Liputan6.com, Jakarta Keterlibatan prajurit TNI dalam penertiban permukiman di bantaran Kali Ciliwung, Bukit Duri, Jakarta Selatan, Rabu kemarin 28 September 2016, mendapat protes warga.
Sejumlah warga yang tergabung dalam Gerakan Masyarakat untuk Demokrasi (Gema Demokrasi) menyatakan, keterlibatan sejumlah prajurit TNI dalam pengamanan penggusuran kampung Bukit Duri, bertentangan dengan perundangan.
Baca Juga
"Keterlibatan TNI dalam penggusuran paksa, dengan ikut berkeliling menyebarkan surat peringatan di hari-hari sebelumnya, dan mengawal penggusuran paksa dengan senjata, bertentangan dengan ketentuan Undang-Undang TNI Pasal 7 tentang tugas TNI, yaitu menjaga kedaulatan negara dan mempertahankan keutuhan wilayah," ujar aktivis Gema Demokrasi Dhyta Caturani di Bukit Duri, Jakarta Selatan, Kamis (29/9/2016).
Advertisement
Dhyta menjelaskan, dalam beberapa operasi, TNI kerap diperbantukan kepolisian.
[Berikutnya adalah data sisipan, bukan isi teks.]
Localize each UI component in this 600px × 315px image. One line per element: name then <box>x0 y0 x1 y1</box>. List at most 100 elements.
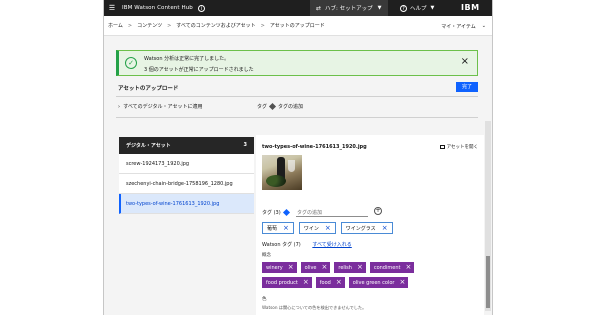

Meski telah diatur dalam UU Penanganan Konflik Sosial, warga beranggapan penggusuran Bukit Duri tidak dapat dikatakan sebagai penggusuran sosial, sebagaimana dimaksud Pasal 1 ayat 1.
"Kami menyerukan aparat militer agar jangan terlibat dalam urusan penggusuran, jelas melanggar UU TNI dan meminta militer untuk segera kembali ke barak," pungkas Dhyta.
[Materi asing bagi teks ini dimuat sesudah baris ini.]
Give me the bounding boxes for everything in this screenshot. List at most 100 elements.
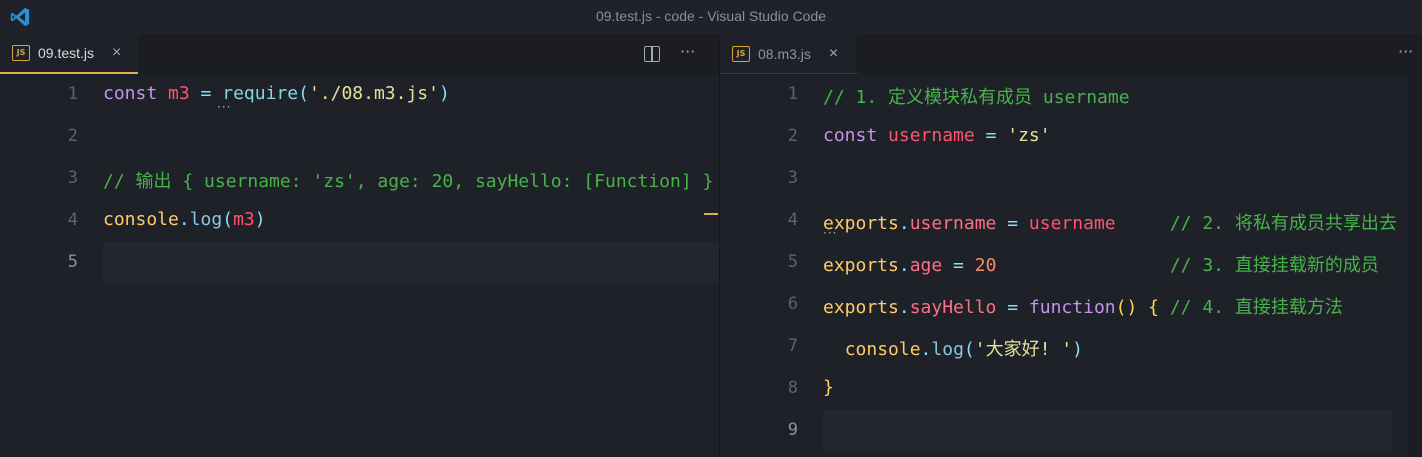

Berdasarkan data yang dihimpun Gerakan Masyarakat untuk Demokrasi (Gema Demokrasi), ratusan aparat gabungan dikerahkan saat penggusuran permukiman bantaran Kali Ciliwung, Bukit Duri, Jakarta Selatan, Rabu kemarin 28 September 2016.
Aparat gabungan itu antara lain 50 personel Brimob, 500 personel Sabhara, 200 personel Satuan Polisi Pamong Praja (Pol PP), dan 50 prajurit TNI. Mereka dikerahkan untuk mengamankan proses penggusuran 320 bangunan di permukiman itu.